Later that day, we were heading up the Adriatic coast on yet another bus. The trip was long and the bus driver a fan of repetitive folk music. In one town, the road stopped at a small harbor. We had to get on a ferry to reach the next stretch of road. At the border, a uniformed man collected our passports for inspection. Though Katya’s was red with a two-headed eagle and mine was blue with a one-headed eagle, they were both welcomed in Croatia as they had been in Serbia and Montenegro. I was grateful for that.
It was still light out when we arrived at the big bus station in Dubrovnik, and I didn’t see the old city, its star attraction, anywhere. Once we figured out that we had to take a city bus to get there, I went to an ATM and took out a large sum of Croatian kuna because the apartment where we had booked a room for several nights only accepted cash.
Soon we were at magnificently preserved old city of Dubrovnik, walled off all around and perched over the Adriatic. It made Budva’s old town look like… a village? Something less than a town, anyway. We spent a while lugging our luggage around the shiny white stone streets and past the ancient storefronts and churches before we found out that our accommodation was outside the city walls.
It turned out to be surprisingly close, yet tucked away. Apartments Mia is an old three-story house like many others in the maze of streets near the old city. A side street, if you could call it that, ascends as it curves around the house, so there are entrances on multiple floors. Our suite, on the top floor, consisted of a modern, fully-equipped bedroom and bathroom. Next door lived the owner and his mother. (Both suites are shown together on their website as Apartment 1. I don’t know if the site is out of date or if the owner has made different living arrangements since we stayed there.)
Dino, the owner, did everything he could made us feel relaxed and at home (Dino, I said I’d give your place a good review, so here it is). On our first night, he sat with us at the table on the small terrace outside our room; the walled city loomed in the background. He gave us a tourist map and told us where all the good restaurants were.

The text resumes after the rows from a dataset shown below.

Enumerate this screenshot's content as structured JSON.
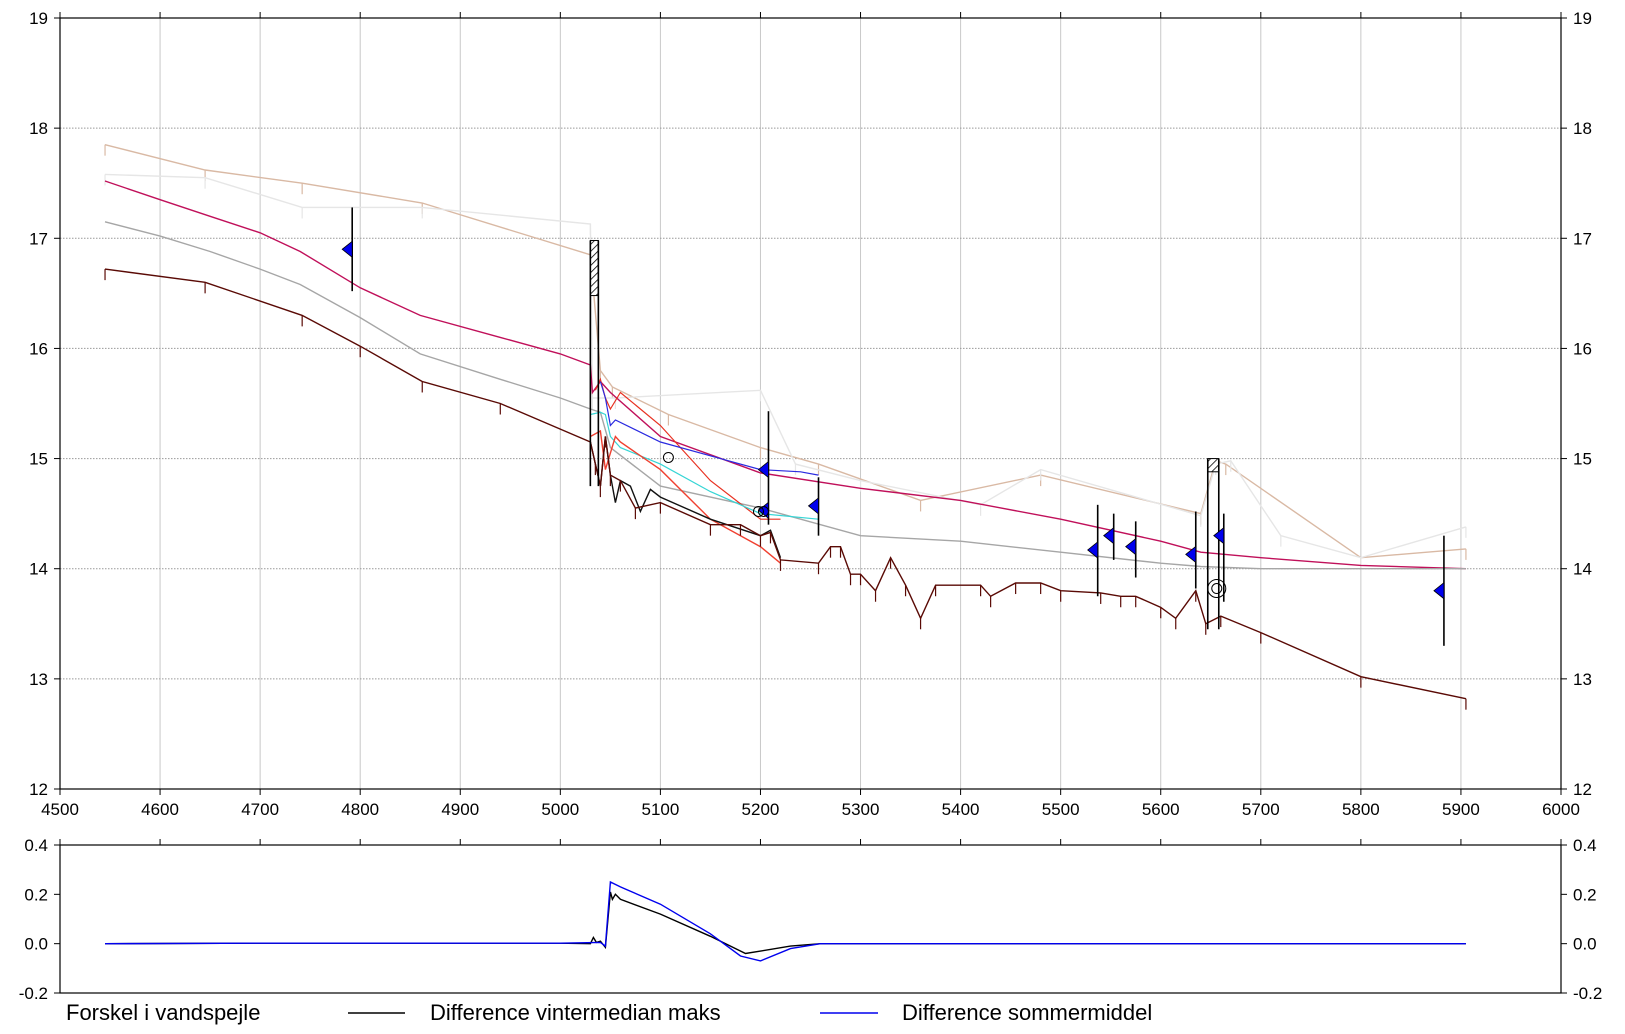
{
  "chart_data": [
    {
      "type": "line",
      "title": "",
      "xlabel": "",
      "ylabel": "",
      "xlim": [
        4500,
        6000
      ],
      "ylim": [
        12,
        19
      ],
      "xticks": [
        4500,
        4600,
        4700,
        4800,
        4900,
        5000,
        5100,
        5200,
        5300,
        5400,
        5500,
        5600,
        5700,
        5800,
        5900,
        6000
      ],
      "yticks": [
        12,
        13,
        14,
        15,
        16,
        17,
        18,
        19
      ],
      "grid": true,
      "series": [
        {
          "color": "#d9b9a4",
          "x": [
            4545,
            4645,
            4742,
            4862,
            5030,
            5040,
            5052,
            5108,
            5200,
            5258,
            5360,
            5480,
            5640,
            5655,
            5665,
            5800,
            5905
          ],
          "y": [
            17.85,
            17.62,
            17.5,
            17.32,
            16.85,
            15.8,
            15.65,
            15.4,
            15.1,
            14.95,
            14.62,
            14.85,
            14.5,
            14.98,
            14.95,
            14.1,
            14.18
          ]
        },
        {
          "color": "#e6e6e6",
          "x": [
            4545,
            4645,
            4742,
            4862,
            5030,
            5032,
            5055,
            5200,
            5235,
            5300,
            5420,
            5480,
            5640,
            5655,
            5670,
            5720,
            5800,
            5905
          ],
          "y": [
            17.58,
            17.55,
            17.28,
            17.28,
            17.13,
            15.55,
            15.55,
            15.62,
            14.95,
            14.8,
            14.58,
            14.9,
            14.48,
            14.95,
            14.98,
            14.3,
            14.1,
            14.38
          ]
        },
        {
          "color": "#c0105a",
          "x": [
            4545,
            4600,
            4650,
            4700,
            4740,
            4800,
            4860,
            4940,
            5000,
            5030,
            5032,
            5040,
            5050,
            5100,
            5200,
            5300,
            5400,
            5500,
            5600,
            5640,
            5700,
            5800,
            5905
          ],
          "y": [
            17.52,
            17.35,
            17.2,
            17.05,
            16.88,
            16.55,
            16.3,
            16.1,
            15.95,
            15.85,
            15.6,
            15.7,
            15.6,
            15.2,
            14.87,
            14.73,
            14.62,
            14.45,
            14.25,
            14.15,
            14.1,
            14.03,
            14.0
          ]
        },
        {
          "color": "#a6a6a6",
          "x": [
            4545,
            4600,
            4650,
            4700,
            4740,
            4800,
            4860,
            4940,
            5000,
            5030,
            5040,
            5050,
            5100,
            5200,
            5300,
            5400,
            5500,
            5600,
            5640,
            5700,
            5800,
            5905
          ],
          "y": [
            17.15,
            17.02,
            16.88,
            16.72,
            16.58,
            16.28,
            15.95,
            15.72,
            15.55,
            15.45,
            15.42,
            15.1,
            14.75,
            14.55,
            14.3,
            14.25,
            14.15,
            14.05,
            14.02,
            14.0,
            14.0,
            14.0
          ]
        },
        {
          "color": "#e83020",
          "x": [
            5035,
            5040,
            5045,
            5050,
            5060,
            5100,
            5150,
            5200,
            5220
          ],
          "y": [
            15.62,
            15.72,
            15.55,
            15.45,
            15.6,
            15.3,
            14.8,
            14.45,
            14.45
          ]
        },
        {
          "color": "#2a2ae0",
          "x": [
            5040,
            5045,
            5050,
            5055,
            5100,
            5160,
            5200,
            5240,
            5258
          ],
          "y": [
            15.7,
            15.55,
            15.3,
            15.35,
            15.15,
            15.0,
            14.9,
            14.88,
            14.85
          ]
        },
        {
          "color": "#35d5d5",
          "x": [
            5030,
            5040,
            5045,
            5050,
            5060,
            5100,
            5150,
            5200,
            5258
          ],
          "y": [
            15.4,
            15.42,
            15.4,
            15.2,
            15.1,
            14.95,
            14.7,
            14.5,
            14.45
          ]
        },
        {
          "color": "#f04030",
          "x": [
            5030,
            5040,
            5045,
            5055,
            5060,
            5100,
            5150,
            5200,
            5220
          ],
          "y": [
            15.2,
            15.25,
            14.9,
            15.2,
            15.15,
            14.9,
            14.45,
            14.2,
            14.05
          ]
        },
        {
          "color": "#111111",
          "x": [
            5030,
            5035,
            5040,
            5045,
            5050,
            5055,
            5060,
            5070,
            5080,
            5090,
            5100,
            5150,
            5200,
            5210,
            5220
          ],
          "y": [
            15.15,
            14.95,
            14.75,
            15.2,
            14.85,
            14.6,
            14.8,
            14.75,
            14.52,
            14.72,
            14.65,
            14.45,
            14.3,
            14.35,
            14.1
          ]
        },
        {
          "color": "#5a0a05",
          "x": [
            4545,
            4645,
            4742,
            4800,
            4862,
            4940,
            5030,
            5035,
            5040,
            5045,
            5050,
            5060,
            5075,
            5100,
            5150,
            5180,
            5200,
            5210,
            5220,
            5258,
            5270,
            5280,
            5290,
            5300,
            5315,
            5330,
            5345,
            5360,
            5375,
            5420,
            5430,
            5455,
            5480,
            5500,
            5540,
            5560,
            5575,
            5600,
            5615,
            5635,
            5645,
            5660,
            5700,
            5800,
            5905
          ],
          "y": [
            16.72,
            16.6,
            16.3,
            16.02,
            15.7,
            15.5,
            15.15,
            14.95,
            14.75,
            15.2,
            14.85,
            14.8,
            14.55,
            14.6,
            14.4,
            14.4,
            14.3,
            14.33,
            14.08,
            14.05,
            14.2,
            14.2,
            13.95,
            13.95,
            13.8,
            14.1,
            13.85,
            13.55,
            13.85,
            13.85,
            13.75,
            13.87,
            13.87,
            13.8,
            13.78,
            13.75,
            13.75,
            13.65,
            13.55,
            13.8,
            13.5,
            13.57,
            13.42,
            13.02,
            12.82
          ]
        }
      ],
      "vertical_markers": [
        {
          "x": 4792,
          "top": 17.28,
          "bottom": 16.52
        },
        {
          "x": 5208,
          "top": 15.43,
          "bottom": 14.4
        },
        {
          "x": 5258,
          "top": 14.83,
          "bottom": 14.3
        },
        {
          "x": 5537,
          "top": 14.58,
          "bottom": 13.75
        },
        {
          "x": 5553,
          "top": 14.5,
          "bottom": 14.08
        },
        {
          "x": 5575,
          "top": 14.43,
          "bottom": 13.92
        },
        {
          "x": 5635,
          "top": 14.52,
          "bottom": 13.82
        },
        {
          "x": 5663,
          "top": 14.5,
          "bottom": 13.7
        },
        {
          "x": 5883,
          "top": 14.3,
          "bottom": 13.3
        }
      ],
      "flow_markers": [
        {
          "x": 4792,
          "y": 16.9
        },
        {
          "x": 5208,
          "y": 14.9
        },
        {
          "x": 5208,
          "y": 14.53
        },
        {
          "x": 5258,
          "y": 14.57
        },
        {
          "x": 5537,
          "y": 14.17
        },
        {
          "x": 5553,
          "y": 14.3
        },
        {
          "x": 5575,
          "y": 14.2
        },
        {
          "x": 5635,
          "y": 14.13
        },
        {
          "x": 5663,
          "y": 14.3
        },
        {
          "x": 5883,
          "y": 13.8
        }
      ],
      "circle_markers": [
        {
          "x": 5108,
          "y": 15.01
        },
        {
          "x": 5198,
          "y": 14.52
        },
        {
          "x": 5203,
          "y": 14.52
        },
        {
          "x": 5656,
          "y": 13.82
        }
      ],
      "structures": [
        {
          "x1": 5030,
          "x2": 5038,
          "top": 16.98,
          "hatch_bottom": 16.48,
          "bottom": 14.75
        },
        {
          "x1": 5647,
          "x2": 5658,
          "top": 15.0,
          "hatch_bottom": 14.88,
          "bottom": 13.45
        }
      ]
    },
    {
      "type": "line",
      "title": "",
      "xlabel": "",
      "ylabel": "",
      "xlim": [
        4500,
        6000
      ],
      "ylim": [
        -0.2,
        0.4
      ],
      "yticks": [
        -0.2,
        0.0,
        0.2,
        0.4
      ],
      "ytick_labels": [
        "-0.2",
        "0.0",
        "0.2",
        "0.4"
      ],
      "grid": false,
      "legend_title": "Forskel i vandspejle",
      "series": [
        {
          "name": "Difference vintermedian maks",
          "color": "#000000",
          "x": [
            4545,
            4700,
            5000,
            5030,
            5033,
            5036,
            5040,
            5045,
            5050,
            5052,
            5055,
            5060,
            5100,
            5150,
            5185,
            5200,
            5230,
            5260,
            5905
          ],
          "y": [
            0,
            0.002,
            0.002,
            0,
            0.025,
            0.005,
            0.01,
            -0.015,
            0.21,
            0.18,
            0.2,
            0.18,
            0.12,
            0.03,
            -0.04,
            -0.03,
            -0.01,
            0,
            0
          ]
        },
        {
          "name": "Difference sommermiddel",
          "color": "#0000ee",
          "x": [
            4545,
            4700,
            5000,
            5040,
            5045,
            5050,
            5060,
            5100,
            5150,
            5180,
            5200,
            5230,
            5260,
            5905
          ],
          "y": [
            0,
            0.002,
            0.002,
            0.005,
            -0.01,
            0.25,
            0.23,
            0.16,
            0.04,
            -0.05,
            -0.07,
            -0.02,
            0,
            0
          ]
        }
      ]
    }
  ]
}
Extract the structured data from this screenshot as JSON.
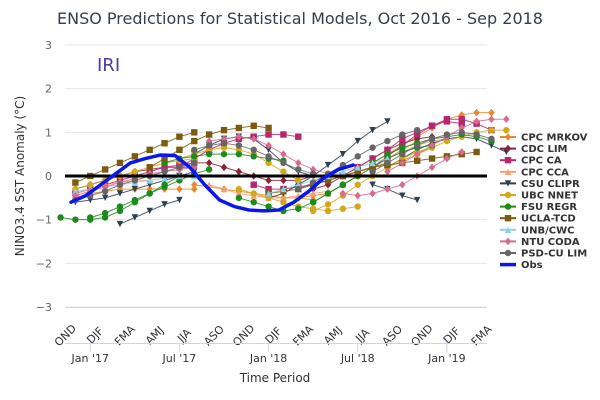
{
  "chart_data": {
    "type": "line",
    "title": "ENSO Predictions for Statistical Models, Oct 2016 - Sep 2018",
    "watermark": "IRI",
    "xlabel": "Time Period",
    "ylabel": "NINO3.4 SST Anomaly (°C)",
    "ylim": [
      -3,
      3
    ],
    "yticks": [
      3,
      2,
      1,
      0,
      -1,
      -2,
      -3
    ],
    "x_unit": "months since Jan 2017",
    "xlim": [
      -1.7,
      26.7
    ],
    "season_labels": [
      {
        "label": "OND",
        "month": -1.5
      },
      {
        "label": "DJF",
        "month": 0.5
      },
      {
        "label": "FMA",
        "month": 2.5
      },
      {
        "label": "AMJ",
        "month": 4.5
      },
      {
        "label": "JJA",
        "month": 6.5
      },
      {
        "label": "ASO",
        "month": 8.5
      },
      {
        "label": "OND",
        "month": 10.5
      },
      {
        "label": "DJF",
        "month": 12.5
      },
      {
        "label": "FMA",
        "month": 14.5
      },
      {
        "label": "AMJ",
        "month": 16.5
      },
      {
        "label": "JJA",
        "month": 18.5
      },
      {
        "label": "ASO",
        "month": 20.5
      },
      {
        "label": "OND",
        "month": 22.5
      },
      {
        "label": "DJF",
        "month": 24.5
      },
      {
        "label": "FMA",
        "month": 26.5
      }
    ],
    "date_ticks": [
      {
        "label": "Jan '17",
        "month": 0
      },
      {
        "label": "Jul '17",
        "month": 6
      },
      {
        "label": "Jan '18",
        "month": 12
      },
      {
        "label": "Jul '18",
        "month": 18
      },
      {
        "label": "Jan '19",
        "month": 24
      }
    ],
    "zero_line": 0,
    "legend_position": "right",
    "series": [
      {
        "name": "CPC MRKOV",
        "color": "#e8892e",
        "marker": "diamond",
        "runs": [
          {
            "start": -1,
            "values": [
              -0.5,
              -0.4,
              -0.35,
              -0.3,
              -0.3,
              -0.3,
              -0.3,
              -0.3,
              -0.3
            ]
          },
          {
            "start": 7,
            "values": [
              -0.2,
              -0.25,
              -0.3,
              -0.35,
              -0.4,
              -0.45,
              -0.5,
              -0.5,
              -0.55
            ]
          },
          {
            "start": 14,
            "values": [
              -0.5,
              -0.45,
              -0.4,
              -0.2,
              0.0,
              0.2,
              0.4,
              0.6,
              0.8
            ]
          },
          {
            "start": 19,
            "values": [
              0.3,
              0.5,
              0.7,
              0.9,
              1.1,
              1.3,
              1.4,
              1.45,
              1.45
            ]
          }
        ]
      },
      {
        "name": "CDC LIM",
        "color": "#8b2335",
        "marker": "diamond",
        "runs": [
          {
            "start": -1,
            "values": [
              -0.3,
              -0.2,
              -0.1,
              0.0,
              0.1,
              0.15,
              0.2,
              0.2,
              0.2
            ]
          },
          {
            "start": 7,
            "values": [
              0.3,
              0.3,
              0.2,
              0.1,
              0.0,
              -0.1,
              -0.1,
              -0.1,
              0.0
            ]
          },
          {
            "start": 15,
            "values": [
              -0.3,
              -0.2,
              0.0,
              0.2,
              0.4,
              0.6,
              0.75,
              0.85,
              0.9
            ]
          }
        ]
      },
      {
        "name": "CPC CA",
        "color": "#b8266d",
        "marker": "square",
        "runs": [
          {
            "start": -1,
            "values": [
              -0.4,
              -0.3,
              -0.2,
              -0.1,
              0.0,
              0.1,
              0.2,
              0.25,
              0.3
            ]
          },
          {
            "start": 6,
            "values": [
              0.2,
              0.4,
              0.6,
              0.75,
              0.85,
              0.9,
              0.95,
              0.95,
              0.9
            ]
          },
          {
            "start": 11,
            "values": [
              -0.2,
              -0.3,
              -0.3,
              -0.25,
              -0.2,
              -0.1,
              0.0,
              0.1,
              0.2
            ]
          },
          {
            "start": 17,
            "values": [
              0.0,
              0.2,
              0.4,
              0.6,
              0.85,
              1.0,
              1.15,
              1.25,
              1.2
            ]
          },
          {
            "start": 19,
            "values": [
              0.2,
              0.45,
              0.7,
              0.95,
              1.15,
              1.3,
              1.3,
              1.2,
              1.05
            ]
          }
        ]
      },
      {
        "name": "CPC CCA",
        "color": "#f5a071",
        "marker": "triangle",
        "runs": [
          {
            "start": -1,
            "values": [
              -0.4,
              -0.3,
              -0.2,
              -0.15,
              -0.1,
              -0.1,
              -0.05,
              0.0,
              0.0
            ]
          },
          {
            "start": 8,
            "values": [
              -0.2,
              -0.3,
              -0.4,
              -0.45,
              -0.5,
              -0.5,
              -0.45,
              -0.4,
              -0.35
            ]
          },
          {
            "start": 16,
            "values": [
              -0.4,
              -0.2,
              0.0,
              0.2,
              0.4,
              0.55,
              0.7,
              0.8,
              0.85
            ]
          }
        ]
      },
      {
        "name": "CSU CLIPR",
        "color": "#2f4050",
        "marker": "triangle-down",
        "runs": [
          {
            "start": -1,
            "values": [
              -0.6,
              -0.55,
              -0.5,
              -0.4,
              -0.3,
              -0.2,
              -0.1,
              0.0,
              0.1
            ]
          },
          {
            "start": 2,
            "values": [
              -1.1,
              -0.95,
              -0.8,
              -0.65,
              -0.55
            ]
          },
          {
            "start": 7,
            "values": [
              0.5,
              0.7,
              0.85,
              0.9,
              0.85,
              0.6,
              0.3,
              0.1,
              0.0
            ]
          },
          {
            "start": 12,
            "values": [
              -0.5,
              -0.4,
              -0.2,
              0.0,
              0.25,
              0.5,
              0.8,
              1.05,
              1.25
            ]
          },
          {
            "start": 19,
            "values": [
              -0.2,
              -0.3,
              -0.45,
              -0.55
            ]
          },
          {
            "start": 20,
            "values": [
              0.2,
              0.4,
              0.6,
              0.75,
              0.85,
              0.9,
              0.85,
              0.7,
              0.55
            ]
          }
        ]
      },
      {
        "name": "UBC NNET",
        "color": "#d4a81c",
        "marker": "circle",
        "runs": [
          {
            "start": -1,
            "values": [
              -0.3,
              -0.2,
              -0.1,
              0.0,
              0.1,
              0.2,
              0.3,
              0.35,
              0.4
            ]
          },
          {
            "start": 6,
            "values": [
              0.4,
              0.5,
              0.6,
              0.65,
              0.6,
              0.5,
              0.3,
              0.1,
              -0.1
            ]
          },
          {
            "start": 10,
            "values": [
              -0.3,
              -0.4,
              -0.5,
              -0.6,
              -0.7,
              -0.75,
              -0.8,
              -0.75,
              -0.7
            ]
          },
          {
            "start": 15,
            "values": [
              -0.8,
              -0.65,
              -0.45,
              -0.2,
              0.0,
              0.2,
              0.4,
              0.55,
              0.65
            ]
          },
          {
            "start": 20,
            "values": [
              0.2,
              0.35,
              0.5,
              0.65,
              0.8,
              0.9,
              1.0,
              1.05,
              1.05
            ]
          }
        ]
      },
      {
        "name": "FSU REGR",
        "color": "#1d8a1d",
        "marker": "circle",
        "runs": [
          {
            "start": -2,
            "values": [
              -0.95,
              -1.0,
              -1.0,
              -0.95,
              -0.8,
              -0.6,
              -0.4,
              -0.2,
              0.0
            ]
          },
          {
            "start": 0,
            "values": [
              -0.95,
              -0.85,
              -0.7,
              -0.55,
              -0.4,
              -0.25,
              -0.1,
              0.05,
              0.15
            ]
          },
          {
            "start": 5,
            "values": [
              0.3,
              0.4,
              0.45,
              0.5,
              0.5,
              0.5,
              0.45,
              0.4,
              0.35
            ]
          },
          {
            "start": 10,
            "values": [
              -0.5,
              -0.6,
              -0.7,
              -0.8,
              -0.75,
              -0.6,
              -0.4,
              -0.2,
              0.0
            ]
          },
          {
            "start": 15,
            "values": [
              -0.6,
              -0.4,
              -0.2,
              0.0,
              0.2,
              0.4,
              0.55,
              0.65,
              0.7
            ]
          },
          {
            "start": 19,
            "values": [
              0.3,
              0.5,
              0.65,
              0.75,
              0.85,
              0.9,
              0.95,
              0.9,
              0.8
            ]
          }
        ]
      },
      {
        "name": "UCLA-TCD",
        "color": "#7a5c0e",
        "marker": "square",
        "runs": [
          {
            "start": -1,
            "values": [
              -0.15,
              0.0,
              0.15,
              0.3,
              0.45,
              0.6,
              0.75,
              0.9,
              1.0
            ]
          },
          {
            "start": 4,
            "values": [
              0.2,
              0.4,
              0.6,
              0.8,
              0.95,
              1.05,
              1.1,
              1.15,
              1.1
            ]
          },
          {
            "start": 12,
            "values": [
              -0.4,
              -0.35,
              -0.3,
              -0.2,
              -0.1,
              0.0,
              0.1,
              0.2,
              0.3
            ]
          },
          {
            "start": 18,
            "values": [
              0.1,
              0.2,
              0.25,
              0.3,
              0.35,
              0.4,
              0.45,
              0.5,
              0.55
            ]
          }
        ]
      },
      {
        "name": "UNB/CWC",
        "color": "#8fcfe8",
        "marker": "triangle",
        "runs": [
          {
            "start": -1,
            "values": [
              -0.35,
              -0.3,
              -0.25,
              -0.2,
              -0.15,
              -0.1,
              -0.05,
              0.0,
              0.0
            ]
          },
          {
            "start": 12,
            "values": [
              -0.4,
              -0.3,
              -0.2,
              -0.1,
              0.0,
              0.1,
              0.2,
              0.3,
              0.4
            ]
          }
        ]
      },
      {
        "name": "NTU CODA",
        "color": "#d9698f",
        "marker": "diamond",
        "runs": [
          {
            "start": -1,
            "values": [
              -0.45,
              -0.35,
              -0.25,
              -0.15,
              -0.05,
              0.05,
              0.1,
              0.15,
              0.2
            ]
          },
          {
            "start": 8,
            "values": [
              0.8,
              0.85,
              0.9,
              0.85,
              0.7,
              0.5,
              0.3,
              0.15,
              0.05
            ]
          },
          {
            "start": 17,
            "values": [
              -0.4,
              -0.45,
              -0.4,
              -0.3,
              -0.2,
              0.0,
              0.2,
              0.4,
              0.55
            ]
          },
          {
            "start": 20,
            "values": [
              0.1,
              0.3,
              0.5,
              0.7,
              0.9,
              1.1,
              1.25,
              1.3,
              1.3
            ]
          }
        ]
      },
      {
        "name": "PSD-CU LIM",
        "color": "#666666",
        "marker": "circle",
        "runs": [
          {
            "start": -1,
            "values": [
              -0.55,
              -0.45,
              -0.35,
              -0.2,
              -0.1,
              0.0,
              0.1,
              0.2,
              0.3
            ]
          },
          {
            "start": 7,
            "values": [
              0.6,
              0.7,
              0.75,
              0.7,
              0.6,
              0.45,
              0.3,
              0.15,
              0.05
            ]
          },
          {
            "start": 14,
            "values": [
              -0.3,
              -0.15,
              0.05,
              0.25,
              0.45,
              0.65,
              0.8,
              0.95,
              1.05
            ]
          },
          {
            "start": 19,
            "values": [
              0.1,
              0.3,
              0.5,
              0.7,
              0.85,
              0.95,
              1.0,
              0.95,
              0.85
            ]
          }
        ]
      },
      {
        "name": "Obs",
        "color": "#0a16f0",
        "marker": "none",
        "observed": true,
        "runs": [
          {
            "start": -1.3,
            "values": [
              -0.6,
              -0.45,
              -0.2,
              0.05,
              0.3,
              0.4,
              0.48,
              0.47,
              0.2,
              -0.2,
              -0.55,
              -0.7,
              -0.78,
              -0.8,
              -0.78,
              -0.6,
              -0.35,
              -0.05,
              0.15,
              0.25
            ]
          }
        ]
      }
    ]
  }
}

Each day he’d offer coffee and snacks for us to enjoy on the terrace, and his mother even hung up some of the clothes I had left outside after a swim.
We stayed in Dubrovnik for only a few days, but in my mind they blend together into one pleasant memory. The city itself attracts a lot of tourists, but it’s big, and there’s a lot to explore. I never got tired of looking at it. Katya and I found our fair share of fine restaurants, including one at the top of a hill overlooking the city. It was a wonderful place to watch the sunset and the sea.
We went swimming in a hidden cove—I swam only once on this trip and I did it here. The “beach” was even closer to our apartment than the old city was, and it consisted of an extremely short stretch of sand with cliffs on either side. And houses—houses all around (including one in the side of the cliff). We also kayaked around the city walls and back again—man, was that a workout, but it was fun.
One day, Katya and I took a short boat ride to the island of Lokrum (population: peacocks), where we wandered around the ruins of an ancient monastery. We spent a few hours there, until the sunset turned everything orange, and almost missed the last boat off the island. I was worried, but not so worried that I couldn’t snap a few photos before starting to run.
We asked Dino if we could book our room for an extra day, and fortunately it worked out. On our last day in Dubrovnik, we set out early (at his suggestion) to walk the city walls. There was a lot to see: apartments, churches, restaurants, a school—a glimpse into the lives of the people who still call the old city home. I couldn’t imagine living in a place where tourists could walk on a giant wall and gawk at your home all day, and since Dubrovnik has expanded far beyond its original boundaries, the people who still live in the old city must really feel like it’s a part of them. And what a place to be a part of.
I was sad when we returned to the bus station where we had arrived only a few days before. Although we had gotten a lot out Dubrovnik, we had to Split.